Stop giving in to distractions! The gerrymandering decision was McConnell’s goal, top to bottom, for the last four years. It was everything. And now we must pick up the only tool for citizen sovereignty that remains, once the US Supreme Court betrays the people.
(Late addendum! Aaaaand the Post fell for the trick, hook, line and sinker! "Data shows that Justices Neil M. Gorsuch and Brett M. Kavanaugh have disagreed more than any pair of new justices chosen by the same president in decades." Yep, they have the Post suckered and everyone else, giggling I presume.)
(Late addendum! Aaaaand the Post fell for the trick, hook, line and sinker! "Data shows that Justices Neil M. Gorsuch and Brett M. Kavanaugh have disagreed more than any pair of new justices chosen by the same president in decades." Yep, they have the Post suckered and everyone else, giggling I presume.)
== Side note: does this help House subpoenas? ==
In bowing to state-level gerrymander-cheaters, Roberts declared the courts must defer to the sovereign authority of legislatures. Okay then, does that mean he'll support the right of committees in the U.S. House of Representatives to compel testimony and access records, while investigating Trumpist corruption?
(For 25 years GOP-led committees asserted those powers in 'Clinton investigations' that found absolutely nothing, whatsoever.)
No. Of course he won't.
But it does suggest the writhe-maneuver Roberts will use -- side-stepping any ruling at all - claiming the Court cannot intervene in a tiff between the Legislative and Executive Branch.
Malarkey?

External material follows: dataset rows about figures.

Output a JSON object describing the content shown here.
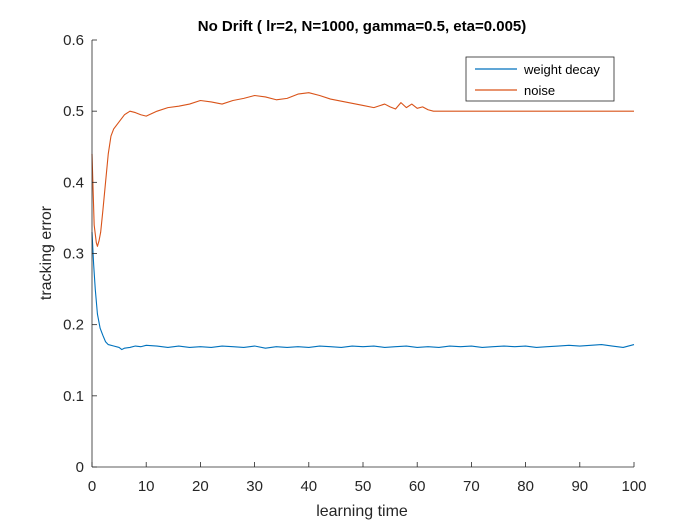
{
  "chart_data": {
    "type": "line",
    "title": "No Drift ( lr=2, N=1000, gamma=0.5, eta=0.005)",
    "xlabel": "learning time",
    "ylabel": "tracking error",
    "xlim": [
      0,
      100
    ],
    "ylim": [
      0,
      0.6
    ],
    "xticks": [
      "0",
      "10",
      "20",
      "30",
      "40",
      "50",
      "60",
      "70",
      "80",
      "90",
      "100"
    ],
    "yticks": [
      "0",
      "0.1",
      "0.2",
      "0.3",
      "0.4",
      "0.5",
      "0.6"
    ],
    "grid": false,
    "legend_position": "top-right",
    "series": [
      {
        "name": "weight decay",
        "color": "#0072BD",
        "x": [
          0,
          0.3,
          0.6,
          1,
          1.5,
          2,
          2.5,
          3,
          4,
          5,
          5.5,
          6,
          7,
          8,
          9,
          10,
          12,
          14,
          16,
          18,
          20,
          22,
          24,
          26,
          28,
          30,
          32,
          34,
          36,
          38,
          40,
          42,
          44,
          46,
          48,
          50,
          52,
          54,
          56,
          58,
          60,
          62,
          64,
          66,
          68,
          70,
          72,
          74,
          76,
          78,
          80,
          82,
          84,
          86,
          88,
          90,
          92,
          94,
          96,
          98,
          100
        ],
        "values": [
          0.33,
          0.285,
          0.25,
          0.215,
          0.195,
          0.185,
          0.176,
          0.172,
          0.17,
          0.168,
          0.165,
          0.167,
          0.168,
          0.17,
          0.169,
          0.171,
          0.17,
          0.168,
          0.17,
          0.168,
          0.169,
          0.168,
          0.17,
          0.169,
          0.168,
          0.17,
          0.167,
          0.169,
          0.168,
          0.169,
          0.168,
          0.17,
          0.169,
          0.168,
          0.17,
          0.169,
          0.17,
          0.168,
          0.169,
          0.17,
          0.168,
          0.169,
          0.168,
          0.17,
          0.169,
          0.17,
          0.168,
          0.169,
          0.17,
          0.169,
          0.17,
          0.168,
          0.169,
          0.17,
          0.171,
          0.17,
          0.171,
          0.172,
          0.17,
          0.168,
          0.172
        ]
      },
      {
        "name": "noise",
        "color": "#D95319",
        "x": [
          0,
          0.4,
          0.8,
          1,
          1.3,
          1.6,
          2,
          2.5,
          3,
          3.5,
          4,
          5,
          6,
          7,
          8,
          9,
          10,
          12,
          14,
          16,
          18,
          20,
          22,
          24,
          26,
          28,
          30,
          32,
          34,
          36,
          38,
          40,
          42,
          44,
          46,
          48,
          50,
          52,
          54,
          55,
          56,
          57,
          58,
          59,
          60,
          61,
          62,
          63,
          64,
          70,
          80,
          90,
          100
        ],
        "values": [
          0.44,
          0.34,
          0.315,
          0.31,
          0.318,
          0.33,
          0.36,
          0.4,
          0.44,
          0.465,
          0.475,
          0.485,
          0.495,
          0.5,
          0.498,
          0.495,
          0.493,
          0.5,
          0.505,
          0.507,
          0.51,
          0.515,
          0.513,
          0.51,
          0.515,
          0.518,
          0.522,
          0.52,
          0.516,
          0.518,
          0.524,
          0.526,
          0.522,
          0.517,
          0.514,
          0.511,
          0.508,
          0.505,
          0.51,
          0.506,
          0.503,
          0.512,
          0.505,
          0.51,
          0.504,
          0.506,
          0.502,
          0.5,
          0.5,
          0.5,
          0.5,
          0.5,
          0.5
        ]
      }
    ]
  }
}
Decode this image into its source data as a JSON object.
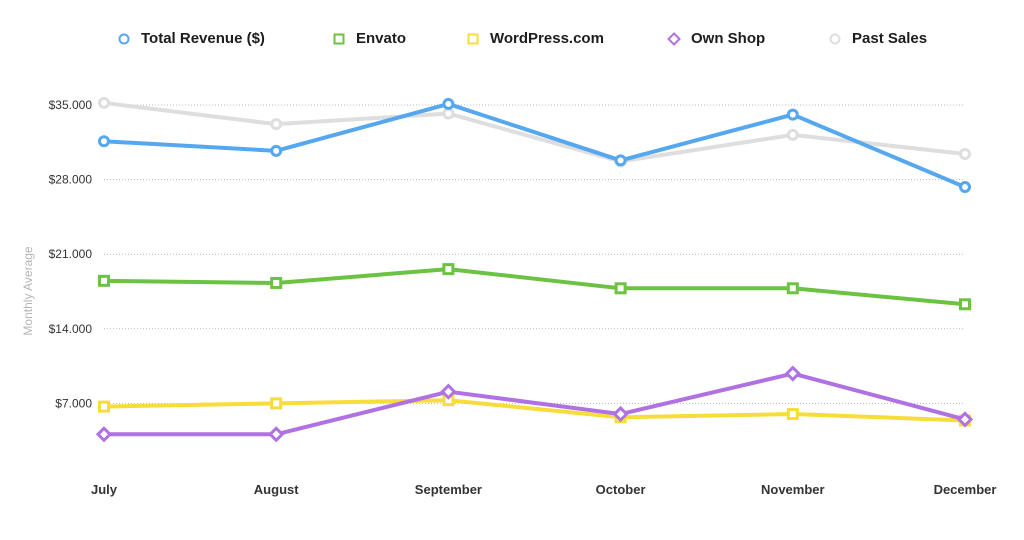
{
  "chart_data": {
    "type": "line",
    "title": "",
    "xlabel": "",
    "ylabel": "Monthly Average",
    "categories": [
      "July",
      "August",
      "September",
      "October",
      "November",
      "December"
    ],
    "y_ticks": [
      {
        "value": 7000,
        "label": "$7.000"
      },
      {
        "value": 14000,
        "label": "$14.000"
      },
      {
        "value": 21000,
        "label": "$21.000"
      },
      {
        "value": 28000,
        "label": "$28.000"
      },
      {
        "value": 35000,
        "label": "$35.000"
      }
    ],
    "ylim": [
      0,
      35000
    ],
    "grid": "horizontal dotted",
    "legend_position": "top",
    "series": [
      {
        "name": "Past Sales",
        "color": "#dedede",
        "marker": "circle",
        "values": [
          35200,
          33200,
          34200,
          29700,
          32200,
          30400
        ]
      },
      {
        "name": "Total Revenue ($)",
        "color": "#55a7f0",
        "marker": "circle",
        "values": [
          31600,
          30700,
          35100,
          29800,
          34100,
          27300
        ]
      },
      {
        "name": "Envato",
        "color": "#6cc241",
        "marker": "square",
        "values": [
          18500,
          18300,
          19600,
          17800,
          17800,
          16300
        ]
      },
      {
        "name": "WordPress.com",
        "color": "#f7dd3a",
        "marker": "square",
        "values": [
          6700,
          7000,
          7300,
          5700,
          6000,
          5400
        ]
      },
      {
        "name": "Own Shop",
        "color": "#b071e3",
        "marker": "diamond",
        "values": [
          4100,
          4100,
          8100,
          6000,
          9800,
          5500
        ]
      }
    ]
  },
  "legend": {
    "items": [
      {
        "label": "Total Revenue ($)",
        "color": "#55a7f0",
        "marker": "circle"
      },
      {
        "label": "Envato",
        "color": "#6cc241",
        "marker": "square"
      },
      {
        "label": "WordPress.com",
        "color": "#f7dd3a",
        "marker": "square"
      },
      {
        "label": "Own Shop",
        "color": "#b071e3",
        "marker": "diamond"
      },
      {
        "label": "Past Sales",
        "color": "#dedede",
        "marker": "circle"
      }
    ]
  }
}
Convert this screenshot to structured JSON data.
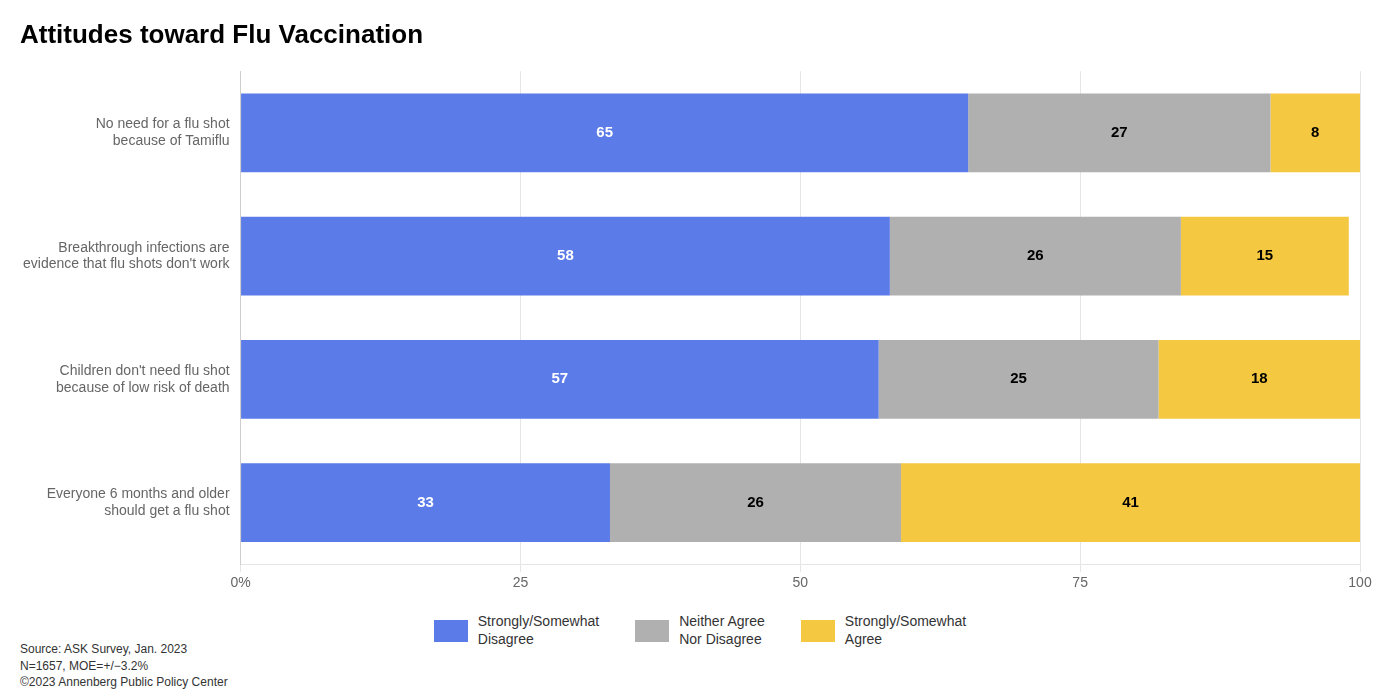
{
  "chart_data": {
    "type": "bar",
    "orientation": "horizontal",
    "stacked": true,
    "title": "Attitudes toward Flu Vaccination",
    "categories": [
      "No need for a flu shot\nbecause of Tamiflu",
      "Breakthrough infections are\nevidence that flu shots don't work",
      "Children don't need flu shot\nbecause of low risk of death",
      "Everyone 6 months and older\nshould get a flu shot"
    ],
    "series": [
      {
        "name": "Strongly/Somewhat\nDisagree",
        "color": "#5b7be8",
        "values": [
          65,
          58,
          57,
          33
        ]
      },
      {
        "name": "Neither Agree\nNor Disagree",
        "color": "#b0b0b0",
        "values": [
          27,
          26,
          25,
          26
        ]
      },
      {
        "name": "Strongly/Somewhat\nAgree",
        "color": "#f5c842",
        "values": [
          8,
          15,
          18,
          41
        ]
      }
    ],
    "xlim": [
      0,
      100
    ],
    "xticks": [
      {
        "value": 0,
        "label": "0%"
      },
      25,
      50,
      75,
      100
    ],
    "grid": "x",
    "data_labels": true,
    "legend": "bottom",
    "annotations": [
      "Source: ASK Survey, Jan. 2023\nN=1657, MOE=+/−3.2%\n©2023 Annenberg Public Policy Center"
    ]
  }
}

Yes. But It leaves Pelosi & co. having to enforce subpoenas with just the Capitol Police, while Trump and A.G. William Barr have every other big guy with a gun in D.C.
Or do they? There is a way around this. A clever approach that I will not relate here.
But let's get back to the main topic, the gerrymandering decision that appears to leave us with no recourse against treason-level cheating, other than revolution. Well... almost no recourse.
== One last option? ==
One of you, Erik Brandsberg, suggested a drastic measure that could work, short of violent revolution. It is quite clear in the Constitution: "Each House shall be the judge of the elections, returns and qualifications of its own members.
"The majority in the House of Representatives can set guidelines for electoral fairness, as long as they are not extreme, written to be impartial, providing for equal representation, etc. The rules should be clear and indisputable in their application... based on the fairness of the districts they were elected from. This is a power bestowed upon the house and senate individually that no other branch or chamber can dictate."
A boldly aggressive move... but Mitch McConnell has declared this to be nothing less than a knife fight. He chuckles and brags about it. And so...
== And finally... ==
The well-reported outrage about Trump’s meeting (again) with his KGB-trained handler, Vladimir Putin, revolves around their jocular mocking of concern about Kremlin interference in U.S. elections, and the even creepier jests about “getting rid” of journalists.
(See a vivid portrayal of just a hundred of the journalists killed or disappeared under the New Czar; and Trump then praised MBS, the journalist-killing Saudi prince.)
But there’s a more telling moment. It's when Trump agreed with Putin’s earlier statement the ‘liberalism’ was ‘obsolete.’ In fact, they meant two different things. Two Scoops referred to U.S. Democrats.
But Putin, in an interview with the Financial Times, meant a far broader definition of the term -- the entire experiment in “liberal” democracy, flat-fair markets, open accountability, free speech and all the other innovations pushed by Locke, Adam Smith and the U.S. founders. Its day is done, he declared, confidently.
To see where he intends this to take this planet instead, with Czarist instincts and KGB ferocity - but freed of any Marxist idealist incantations - I recommend you get a short but chilling, near-future science fiction novel by Vladimir Sorokin called DAY OF THE OPRICHNIK. Then two novels about the coming U.S. Civil War: TEARS OF ABRAHAM by Sean Smith and OUR WAR by Craig DiLouie (pre-order).
Our ancestors stood up. You may have to.